Steven Pirutinsky, Director of Research at the Center for Anxiety and Associate Professor of Clinical Social Work at Touro University, JPSYCH Inc.   Co-Investigators: Aaron D. Cherniak, Dr David. H. Rosmarin  

Religion, Science & COVID-19: Predictors of Adherence to Health Directives and Mental Health among American Jews The project will examine the effects of religious and scientific beliefs on responses to COVID-19 in the underrepresented and diverse cultural context of American Jews. Notably, the Jewish community is bound by similar culture yet highly diverse in its religiosity, providing a unique culturally-controlled context to examine religion and health. The project team will examine how trust in God and religious leaders (especially regarding health), and trust in elected officials, scientists, and medical professionals predicts behavioural and emotional responses to the pandemic. Ultimately, the project will promote dialogue on sociocultural narratives about science and religion with rich scientific data, towards fostering scientific and public discourse about these pertinent matters. Outputs of the project will include a manuscript, scientific abstracts for presentations at conference, and the project team will disseminate findings to the Jewish community in current newsletters as well as via individual messages to Jewish organizations.  

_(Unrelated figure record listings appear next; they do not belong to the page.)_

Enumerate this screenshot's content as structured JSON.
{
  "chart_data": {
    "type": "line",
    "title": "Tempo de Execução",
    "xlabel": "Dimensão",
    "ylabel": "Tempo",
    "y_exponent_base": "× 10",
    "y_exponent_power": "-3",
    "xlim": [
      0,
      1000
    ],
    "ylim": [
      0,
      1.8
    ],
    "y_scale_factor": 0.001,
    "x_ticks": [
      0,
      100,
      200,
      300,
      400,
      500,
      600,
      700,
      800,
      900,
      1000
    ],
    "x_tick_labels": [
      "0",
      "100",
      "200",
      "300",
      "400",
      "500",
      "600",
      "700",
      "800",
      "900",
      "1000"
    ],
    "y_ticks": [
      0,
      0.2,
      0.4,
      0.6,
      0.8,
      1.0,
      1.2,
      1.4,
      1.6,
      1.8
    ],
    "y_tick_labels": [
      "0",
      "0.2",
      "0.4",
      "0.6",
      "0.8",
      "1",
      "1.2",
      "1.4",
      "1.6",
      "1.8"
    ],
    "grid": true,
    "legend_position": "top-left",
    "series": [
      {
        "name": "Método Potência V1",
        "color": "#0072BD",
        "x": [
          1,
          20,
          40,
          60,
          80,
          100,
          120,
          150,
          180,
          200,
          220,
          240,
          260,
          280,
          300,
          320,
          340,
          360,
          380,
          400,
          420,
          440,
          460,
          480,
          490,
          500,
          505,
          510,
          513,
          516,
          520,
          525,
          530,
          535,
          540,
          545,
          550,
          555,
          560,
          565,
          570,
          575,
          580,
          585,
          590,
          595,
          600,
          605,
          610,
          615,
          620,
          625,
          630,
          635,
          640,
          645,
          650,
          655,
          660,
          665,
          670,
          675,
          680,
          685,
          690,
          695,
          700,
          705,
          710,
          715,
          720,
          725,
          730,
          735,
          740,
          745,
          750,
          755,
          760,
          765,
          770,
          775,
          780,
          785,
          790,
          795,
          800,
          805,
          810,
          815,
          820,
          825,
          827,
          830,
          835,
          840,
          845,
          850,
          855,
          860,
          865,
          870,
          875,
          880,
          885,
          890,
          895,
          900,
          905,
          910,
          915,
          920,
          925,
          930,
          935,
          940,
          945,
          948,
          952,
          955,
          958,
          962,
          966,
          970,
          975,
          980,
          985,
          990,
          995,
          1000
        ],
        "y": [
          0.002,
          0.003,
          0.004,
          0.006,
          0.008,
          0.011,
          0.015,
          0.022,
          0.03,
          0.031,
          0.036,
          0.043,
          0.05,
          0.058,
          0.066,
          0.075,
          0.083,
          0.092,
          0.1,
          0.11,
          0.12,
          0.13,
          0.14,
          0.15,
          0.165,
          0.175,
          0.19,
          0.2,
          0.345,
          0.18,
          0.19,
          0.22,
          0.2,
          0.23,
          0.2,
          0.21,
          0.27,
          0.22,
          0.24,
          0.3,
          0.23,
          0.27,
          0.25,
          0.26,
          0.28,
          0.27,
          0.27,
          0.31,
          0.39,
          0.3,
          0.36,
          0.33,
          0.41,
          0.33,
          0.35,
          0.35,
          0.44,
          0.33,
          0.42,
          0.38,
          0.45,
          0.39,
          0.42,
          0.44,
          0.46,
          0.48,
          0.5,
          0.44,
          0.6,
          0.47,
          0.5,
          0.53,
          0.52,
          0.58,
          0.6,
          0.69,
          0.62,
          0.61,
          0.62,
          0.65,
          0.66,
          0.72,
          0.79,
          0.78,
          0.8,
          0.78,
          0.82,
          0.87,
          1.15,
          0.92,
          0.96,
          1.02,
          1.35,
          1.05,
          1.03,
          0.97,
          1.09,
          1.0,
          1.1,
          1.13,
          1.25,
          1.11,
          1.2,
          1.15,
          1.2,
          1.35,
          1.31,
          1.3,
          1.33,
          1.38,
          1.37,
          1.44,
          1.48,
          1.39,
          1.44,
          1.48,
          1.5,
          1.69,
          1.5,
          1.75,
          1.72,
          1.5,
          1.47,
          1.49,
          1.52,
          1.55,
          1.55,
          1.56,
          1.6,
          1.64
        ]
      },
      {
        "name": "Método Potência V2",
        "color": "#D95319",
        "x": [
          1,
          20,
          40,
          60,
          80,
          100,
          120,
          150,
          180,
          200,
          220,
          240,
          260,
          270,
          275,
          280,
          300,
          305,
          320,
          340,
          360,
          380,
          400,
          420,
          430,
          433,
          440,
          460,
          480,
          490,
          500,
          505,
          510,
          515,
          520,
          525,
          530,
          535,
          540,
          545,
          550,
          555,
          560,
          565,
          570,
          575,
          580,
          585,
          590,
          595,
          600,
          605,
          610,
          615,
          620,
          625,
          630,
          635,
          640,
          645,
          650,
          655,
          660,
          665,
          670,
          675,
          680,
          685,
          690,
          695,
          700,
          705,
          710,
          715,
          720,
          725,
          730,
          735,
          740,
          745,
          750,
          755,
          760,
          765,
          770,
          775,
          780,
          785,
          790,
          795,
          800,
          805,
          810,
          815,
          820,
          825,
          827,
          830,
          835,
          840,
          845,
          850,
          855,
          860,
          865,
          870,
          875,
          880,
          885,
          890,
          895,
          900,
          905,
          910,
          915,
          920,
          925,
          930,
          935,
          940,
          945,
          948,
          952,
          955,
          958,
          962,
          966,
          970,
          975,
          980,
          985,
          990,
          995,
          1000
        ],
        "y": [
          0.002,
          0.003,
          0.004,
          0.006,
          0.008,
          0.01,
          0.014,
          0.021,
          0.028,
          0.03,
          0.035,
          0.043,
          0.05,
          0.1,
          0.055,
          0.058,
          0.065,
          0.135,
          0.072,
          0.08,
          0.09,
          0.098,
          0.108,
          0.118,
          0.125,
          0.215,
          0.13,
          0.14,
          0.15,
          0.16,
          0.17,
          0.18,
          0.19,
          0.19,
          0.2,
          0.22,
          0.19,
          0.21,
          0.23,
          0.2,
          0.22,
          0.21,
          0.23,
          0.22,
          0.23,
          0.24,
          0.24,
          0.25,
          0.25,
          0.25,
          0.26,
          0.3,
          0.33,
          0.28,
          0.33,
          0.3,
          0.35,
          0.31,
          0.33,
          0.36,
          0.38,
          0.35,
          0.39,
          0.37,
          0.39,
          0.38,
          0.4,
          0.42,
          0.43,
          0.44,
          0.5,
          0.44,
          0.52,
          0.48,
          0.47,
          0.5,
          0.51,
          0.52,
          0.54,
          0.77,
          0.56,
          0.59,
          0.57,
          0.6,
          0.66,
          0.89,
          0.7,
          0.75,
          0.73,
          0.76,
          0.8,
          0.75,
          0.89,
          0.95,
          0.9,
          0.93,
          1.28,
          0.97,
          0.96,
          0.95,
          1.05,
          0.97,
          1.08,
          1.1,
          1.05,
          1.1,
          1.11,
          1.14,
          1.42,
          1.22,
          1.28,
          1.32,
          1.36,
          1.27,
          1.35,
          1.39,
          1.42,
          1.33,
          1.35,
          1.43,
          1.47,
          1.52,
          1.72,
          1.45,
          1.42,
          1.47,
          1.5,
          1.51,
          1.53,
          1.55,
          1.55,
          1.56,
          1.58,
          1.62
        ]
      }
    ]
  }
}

Maria Roginska, Associate Professor, Pedagogical University of Cracow.

The imagined universes. The role of cultural imaginary in formation of (non-) religious ideologies of Post-soviet natural scientists

The project will test the hypothesis which argues that imagination together with epistemology, influences individual responses to scientific and religious ideas. It will focus on élite natural scientists from three post-Soviet countries with different dominant religions and will explore questions related to how relevant religions contribute to the adoption and interpretation of scientific ideas by individual scientists and will look at the demise of the USSR in the context of this study. The outcome will be a better understanding of the cultural and historical mechanisms responsible for science-religion relations, and the formulation of new theoretical approaches.


Rachel Stein, Associate Professor, West Virginia University Research Corp.  

Lived Experiences of Closed Religious Congregations During a Global Pandemic: The Amish and Mennonite Response to COVID-19 Medical Guidelines   This project will advance the religion/science literature by identifying how CRCs understand and respond to medical information during the current COVID-19 pandemic, how this affects the practice of social distancing, and whether this varies by country and congregational context.  This project will study Amish and Mennonite CRCs by collecting data from two widely circulated Amish/Mennonite newspapers that publish letters from scribes located across the world. The project team will analyse this data, and present findings within a conference presentation, a manuscript to a peer-reviewed journal, and also present findings in a public forum at the Amish and Mennonite Heritage Center in Holmes County, Ohio.


Natalia Zarzeczna, Research Associate, University of Amsterdam Co-Investigators: Dr. Paul Hanel, Dr. Bastiaan Rutjens, Prof. Geoffrey Haddock

The relationship between religion and science in practice: The role of religiosity in complying with scientific health advice The project proposes to explore the role of religiosity in compliance with differentially framed health-related advice based on scientific findings. It will focus on studying the religion-science relation by investigating whether religiosity plays a role in compliance with scientific health advice cross-culturally in order to determine effective ways of communicating such advice to people with diverse religious beliefs cross-culturally.  The team will look at ways to encourage the public to re-evaluate the stereotypic perceptions of religious people as science sceptics.  Outputs will include Research articles, blog posts, a YouTube video and Open access datasets.